ABC Online Indigenous - Interactive Map | HSIE K-6 – Stage 3 – Change and Continuity - CCS3.1 - Significance of particular people, places, groups, actions and events in the past in developing Australian identities and heritage. | Scoop.it
Jesse Ferris's insight:

This website includes an interactive indigenous language map of Australia. The map is interactive in the sense that you can hover your cursor over the map and it will zoom in on the highlighted zone.

 

This is a good tool for dispelling misconceptions that students might have in relation to indigenous culture and language, such as perhaps thinking that all Aboriginal people speak one common language. Students could compare the indigenous language map with a current map of Australia and discuss how modern borderlines might have impacted on traditional borders and languages.

 

An alternative activity that might arise from analysis of the indigenous language map is encouraging students to identify which language groups their school, home or favourite sporting team falls into. Teachers could create worksheets asking students to identify the indigenous language that is spoken in each of Australia’s capital cities. Teachers could also get students to connect more personally with the map by asking them to identify the indigenous language spoken in places that they have been on holiday, places where their relatives live or places that they may have lived in previously.

 

Students could then go on to discuss the impact that the introduction of English through colonialisation has had on Aboriginal languages.

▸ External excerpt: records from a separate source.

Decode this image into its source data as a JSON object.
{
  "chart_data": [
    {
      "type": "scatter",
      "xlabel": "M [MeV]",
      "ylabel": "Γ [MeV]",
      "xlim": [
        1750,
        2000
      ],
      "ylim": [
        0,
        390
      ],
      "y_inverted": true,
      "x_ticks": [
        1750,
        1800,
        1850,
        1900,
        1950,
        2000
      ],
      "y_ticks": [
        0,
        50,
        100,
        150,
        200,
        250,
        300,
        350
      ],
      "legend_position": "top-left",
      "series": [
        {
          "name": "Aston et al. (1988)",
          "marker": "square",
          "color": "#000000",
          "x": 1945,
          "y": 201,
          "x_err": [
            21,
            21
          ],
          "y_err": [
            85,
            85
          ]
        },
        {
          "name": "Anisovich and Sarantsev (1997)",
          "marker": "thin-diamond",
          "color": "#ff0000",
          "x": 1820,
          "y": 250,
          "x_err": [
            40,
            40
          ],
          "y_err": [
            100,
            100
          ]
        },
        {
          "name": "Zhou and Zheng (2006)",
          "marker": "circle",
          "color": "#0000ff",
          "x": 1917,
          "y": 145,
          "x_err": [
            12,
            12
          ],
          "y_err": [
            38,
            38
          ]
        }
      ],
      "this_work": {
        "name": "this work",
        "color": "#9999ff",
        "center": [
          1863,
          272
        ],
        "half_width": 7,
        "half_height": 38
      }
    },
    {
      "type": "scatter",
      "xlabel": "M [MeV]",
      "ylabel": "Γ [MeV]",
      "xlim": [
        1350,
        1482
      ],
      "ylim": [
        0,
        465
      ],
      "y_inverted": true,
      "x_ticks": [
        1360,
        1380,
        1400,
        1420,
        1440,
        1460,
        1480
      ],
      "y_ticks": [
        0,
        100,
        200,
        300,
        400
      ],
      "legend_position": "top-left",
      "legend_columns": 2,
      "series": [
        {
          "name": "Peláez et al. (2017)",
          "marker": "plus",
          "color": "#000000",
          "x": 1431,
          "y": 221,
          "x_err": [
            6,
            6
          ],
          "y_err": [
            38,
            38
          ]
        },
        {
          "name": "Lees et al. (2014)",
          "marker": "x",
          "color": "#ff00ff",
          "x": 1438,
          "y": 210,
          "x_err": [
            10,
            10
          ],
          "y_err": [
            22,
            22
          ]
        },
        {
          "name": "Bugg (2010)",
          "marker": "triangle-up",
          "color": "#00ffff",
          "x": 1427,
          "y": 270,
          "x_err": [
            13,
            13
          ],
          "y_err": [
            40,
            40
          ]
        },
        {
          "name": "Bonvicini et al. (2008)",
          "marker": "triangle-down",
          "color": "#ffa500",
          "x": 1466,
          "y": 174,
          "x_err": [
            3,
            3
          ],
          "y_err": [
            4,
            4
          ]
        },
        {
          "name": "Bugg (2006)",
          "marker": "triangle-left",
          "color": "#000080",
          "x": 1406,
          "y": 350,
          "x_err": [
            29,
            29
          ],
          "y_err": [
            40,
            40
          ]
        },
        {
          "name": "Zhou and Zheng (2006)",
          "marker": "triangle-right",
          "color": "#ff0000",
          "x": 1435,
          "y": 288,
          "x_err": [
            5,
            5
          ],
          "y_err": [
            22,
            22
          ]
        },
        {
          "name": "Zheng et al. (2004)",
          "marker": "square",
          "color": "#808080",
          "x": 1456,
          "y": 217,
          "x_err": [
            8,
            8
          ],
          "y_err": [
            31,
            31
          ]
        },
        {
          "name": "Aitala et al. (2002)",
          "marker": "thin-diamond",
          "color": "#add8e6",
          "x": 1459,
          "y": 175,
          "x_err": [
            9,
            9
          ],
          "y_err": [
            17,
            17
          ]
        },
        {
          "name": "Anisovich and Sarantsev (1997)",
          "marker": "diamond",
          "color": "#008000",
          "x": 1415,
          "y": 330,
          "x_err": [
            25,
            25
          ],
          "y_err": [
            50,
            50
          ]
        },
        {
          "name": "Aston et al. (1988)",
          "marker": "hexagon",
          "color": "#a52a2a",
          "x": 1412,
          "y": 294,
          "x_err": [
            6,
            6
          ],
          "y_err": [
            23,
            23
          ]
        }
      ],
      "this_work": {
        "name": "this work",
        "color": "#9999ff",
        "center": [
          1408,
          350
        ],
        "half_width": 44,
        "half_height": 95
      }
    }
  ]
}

Questions such as, “How many indigenous languages survive today?” and “What are some of the factors that have lead to the demise of some of these languages?” could be researched individually, in groups or as a whole class.

 

In addition to addressing outcome CCS3.1 in HSIE, this resource would also be effective in satisfying outcome EN3-1A of the English syllabus and specifically the content (ACELA1515) that students understand that different social and geographical dialects or accents are used in Australia in addition to Standard Australian English.